Der US-Präsident bestätigte die Pläne jetzt offiziell. Er spricht von insgesamt 52.000 Soldaten in Deutschland. Weil er es aber mit Fakten erfahrungsgemäß nicht so genau nimmt, kann man vermuten, dass er die 17 000 amerikanischen Zivilisten im Dienst der US-Streitkräfte einfach dazu gerechnet hat. Und er begründet seinen Schritt damit, dass Deutschlands Nato-Beitrag zu gering sei. Die Bundesregierung weigere sich, die Verteidigungsausgaben so zu erhöhen, dass das selbstgesteckte Nato-Ziel erreicht werde. Dabei hat Deutschland wie die anderen Mitglieder dafür noch ein paar Jahre Zeit. Vielleicht hat sich Trump auch nur wieder über Kanzlerin Angela Merkel geärgert, die seine Idee eines G7-Gipfels in Corona-Zeiten nicht gut fand und ihre Teilnahme absagte.
Stoltenberg lässt die Verteidigungsminister der Allianz nun bei ihren Beratungen am Mittwoch und Donnerstag über den möglichen Truppenabzug diskutieren. Denn: Es handele sich bei der Stationierung zwar um eine bilaterale Angelegenheit zwischen den USA und Deutschland, „aber davon ist die gesamte Allianz betroffen“, warnt er. Vielleicht kommt ja auch noch alles ganz anders. „Der US-Präsident hat angekündigt, was er angekündigt hat. Aber es ist noch nicht beschlossen, wie und wann die Entscheidung umgesetzt wird“, sagt Stoltenberg. Er setzt womöglich auf den Faktor Zeit – und den Ausgang der Präsidentschaftswahl in den USA im Herbst.
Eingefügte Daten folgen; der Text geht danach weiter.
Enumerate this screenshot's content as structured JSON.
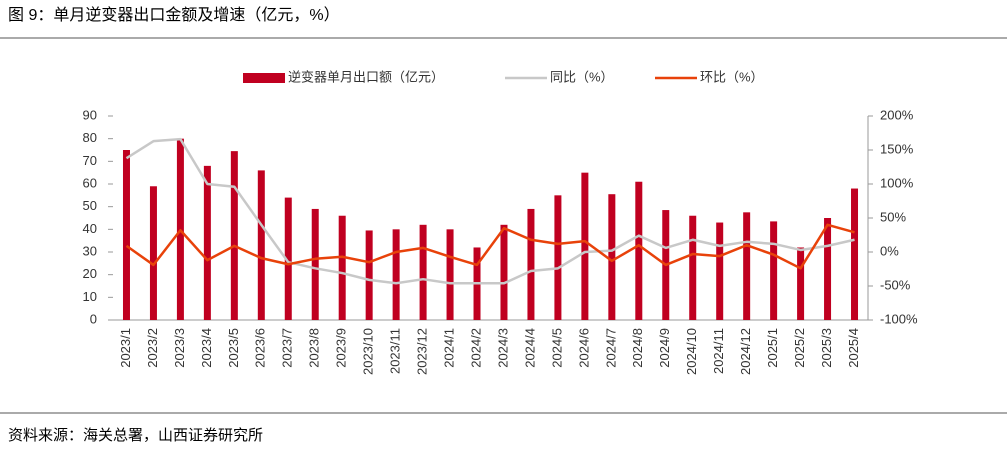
{
  "chart_data": {
    "type": "bar-line",
    "title": "图 9：单月逆变器出口金额及增速（亿元，%）",
    "source": "资料来源：海关总署，山西证券研究所",
    "categories": [
      "2023/1",
      "2023/2",
      "2023/3",
      "2023/4",
      "2023/5",
      "2023/6",
      "2023/7",
      "2023/8",
      "2023/9",
      "2023/10",
      "2023/11",
      "2023/12",
      "2024/1",
      "2024/2",
      "2024/3",
      "2024/4",
      "2024/5",
      "2024/6",
      "2024/7",
      "2024/8",
      "2024/9",
      "2024/10",
      "2024/11",
      "2024/12",
      "2025/1",
      "2025/2",
      "2025/3",
      "2025/4"
    ],
    "series": [
      {
        "name": "逆变器单月出口额（亿元）",
        "type": "bar",
        "color": "#c00020",
        "values": [
          75,
          59,
          80,
          68,
          74.5,
          66,
          54,
          49,
          46,
          39.5,
          40,
          42,
          40,
          32,
          42,
          49,
          55,
          65,
          55.5,
          61,
          48.5,
          46,
          43,
          47.5,
          43.5,
          32,
          45,
          58
        ]
      },
      {
        "name": "同比（%）",
        "type": "line",
        "axis": "y2",
        "color": "#c8c8c8",
        "values": [
          138,
          163,
          166,
          100,
          96,
          40,
          -15,
          -24,
          -31,
          -41,
          -46,
          -40,
          -46,
          -46,
          -46,
          -28,
          -24,
          0,
          2,
          24,
          6,
          18,
          9,
          15,
          12,
          3,
          9,
          18
        ]
      },
      {
        "name": "环比（%）",
        "type": "line",
        "axis": "y2",
        "color": "#e8420a",
        "values": [
          9,
          -19,
          32,
          -12,
          9,
          -9,
          -18,
          -10,
          -7,
          -15,
          0,
          6,
          -7,
          -19,
          35,
          18,
          12,
          16,
          -13,
          10,
          -19,
          -3,
          -6,
          10,
          -4,
          -24,
          40,
          29
        ]
      }
    ],
    "ylim": [
      0,
      90
    ],
    "yticks": [
      0,
      10,
      20,
      30,
      40,
      50,
      60,
      70,
      80,
      90
    ],
    "y2lim": [
      -100,
      200
    ],
    "y2ticks": [
      {
        "value": -100,
        "label": "-100%"
      },
      {
        "value": -50,
        "label": "-50%"
      },
      {
        "value": 0,
        "label": "0%"
      },
      {
        "value": 50,
        "label": "50%"
      },
      {
        "value": 100,
        "label": "100%"
      },
      {
        "value": 150,
        "label": "150%"
      },
      {
        "value": 200,
        "label": "200%"
      }
    ]
  }
}
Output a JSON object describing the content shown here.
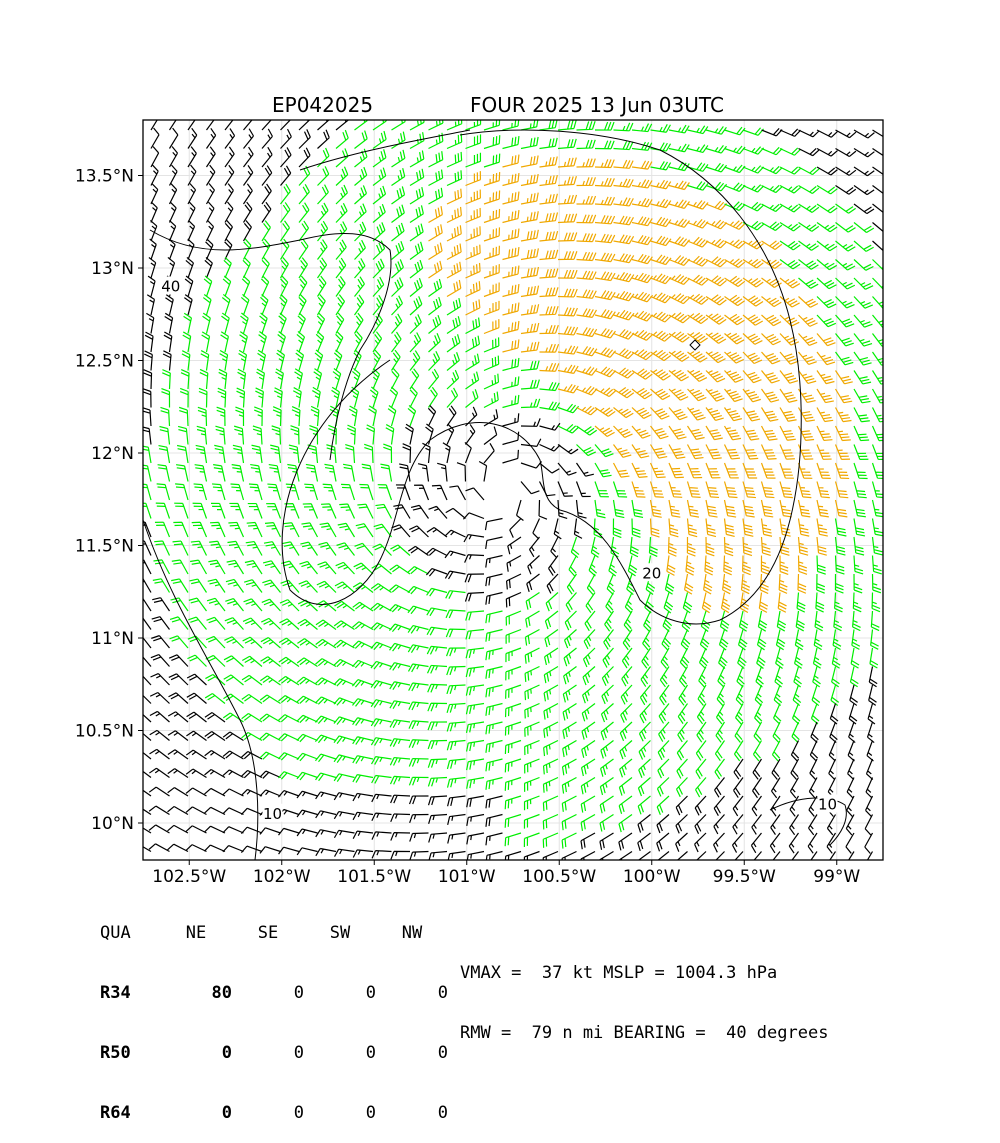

Wer weiß, ob Trump die Wahl gewinnt. Ein demokratischer US-Präsident Joe Biden würde die Truppen vermutlich nicht abziehen. Auch im Bundeskanzleramt und im Verteidigungsministerium herrscht die Devise: Erst einmal cool und kühl bleiben und nicht zu scharf reagieren. „Die Zusammenarbeit mit den amerikanischen Streitkräften sowohl im Einsatz als auch bei der Ausbildung innerhalb des NATO-Rahmens ist gut, sicher, eng und vertrauensvoll“, sagt ein Ministeriumssprecher unserer Redaktion. Und er betont: „Wir wissen aus den Beziehungen zu den amerikanischen Soldaten und ihren Familien, die wir zahlreich pflegen, dass sie sich in Deutschland wohl fühlen, und wir gehen davon aus, dass das auch in Zukunft so sein wird.“
Die Koordinatorin für Internationale Politik der Grünen-Fraktion, Agnieszka Brugger, formuliert es deutlich schärfer, aber es ist dieselbe Stoßrichtung: „Mit Sicherheitspolitik hat auch der neue Affront von Donald Trump absolut nichts zu tun.“ Statt „rachsüchtiger Drohungen“ bräuchte es eine verantwortungsvolle und auch kontroverse Debatte über transatlantische Sicherheit zwischen echten Partnern. Dazu gehörte auch Fragen zu den in Deutschland stationierten US-Atomwaffen und dem „völkerrechtswidrigen Drohnenkrieg“.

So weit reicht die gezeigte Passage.